BehindBlueI's
Grandmaster
- Oct 3, 2012
- 25,919
- 113
Most .380 ammo doesn't deliver adequate penetration, and this is where I think the Underwood ammo shines the brightest. The tests I've seen show 11" penetration, which is just about what a person wants. As for stopping power, I have a buddy who shot a suspect with a .45 ACP Hydrashock in the thigh. It didn't put the suspect down. As a side note, my buddy did pretty well, considering the suspect shot first at close range with a shotgun and blew my buddy's raid jacket collar off. Subsequent center mass shots by my buddy and his partner took the suspect out of action. My buddy who likes the Underwood ammo has also explored many shooting incidents and interviewed quite a few agents who were involved in shooting incidents. The lessons learned went toward improving training. IMHO his opinions deserve some respect.

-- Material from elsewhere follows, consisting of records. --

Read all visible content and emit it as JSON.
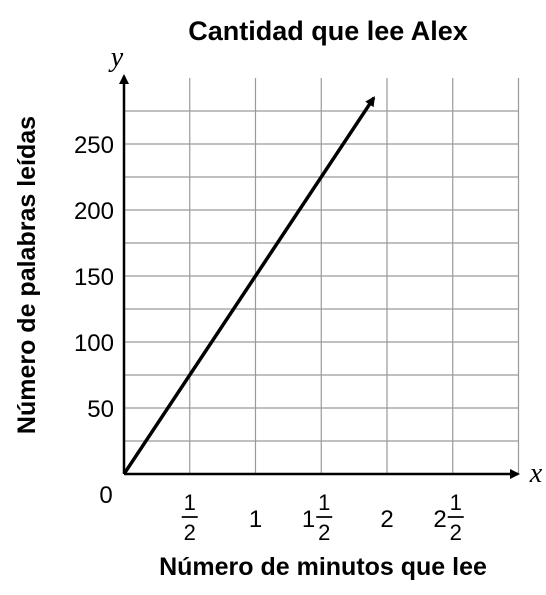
{
  "chart_data": {
    "type": "line",
    "title": "Cantidad que lee Alex",
    "xlabel": "Número de minutos que lee",
    "ylabel": "Número de palabras leídas",
    "x_var": "x",
    "y_var": "y",
    "origin_label": "0",
    "xlim": [
      0,
      3
    ],
    "ylim": [
      0,
      275
    ],
    "grid": true,
    "x_ticks": [
      {
        "value": 0.5,
        "whole": "",
        "num": "1",
        "den": "2"
      },
      {
        "value": 1,
        "whole": "1",
        "num": "",
        "den": ""
      },
      {
        "value": 1.5,
        "whole": "1",
        "num": "1",
        "den": "2"
      },
      {
        "value": 2,
        "whole": "2",
        "num": "",
        "den": ""
      },
      {
        "value": 2.5,
        "whole": "2",
        "num": "1",
        "den": "2"
      }
    ],
    "y_ticks": [
      50,
      100,
      150,
      200,
      250
    ],
    "series": [
      {
        "points": [
          [
            0,
            0
          ],
          [
            1,
            150
          ],
          [
            1.9,
            285
          ]
        ],
        "arrow_end": true
      }
    ]
  }
}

.380 is borderline. I've seen ball ammo go through a really fat guy and disappear in dry wall afterward, but it was all soft tissue (mostly fat) and no bone strike. Bone stops it dead, although generally with a nice fracture. The .380 isn't going to feed wadcutters, so you're out that option. I generally don't recommend anything one way or the other in .380 because I've yet to make up my mind on the better options.
I wouldn't expect a shot in the thigh to put someone down unless it hit the femur and fractured it, in which case mechanically they are likely to fall down. Ammunition doesn't overcome shot placement and "stopping power" is right up there with "energy transfer" as something that isn't a thing when talking about handgun bullets wounding people. I'm not sure how that's relevant, unless you're claiming the Lehigh design somehow would have worked better?
I've interviewed literally hundreds of people shot, been at the scene, saw where bullet cases were, talked to the ER doctors and saw the x-rays, etc. Add in assisting on murders and officer involved shootings, interviews with those who shot someone, and having access to roughly 30 years of case files on the same, access to autopsy results, etc. Even that, IMO, is insufficient to declare any particular brand "the best". I can tell you what works as advertised and what doesn't, but there's so many variables that true apples to apples comparisons are tough to come by. As such, I'll continue to recommend heavy for caliber bonded hollowpoints in duty calibers (and recommend duty calibers, while we're at it), recommend against the .25 (which isn't even a reliable suicide gun), as well as the advice I've already given on the .38 in a short barrel and the agnostic information on the .380. If you think that opinion is worth respect or not is up to you.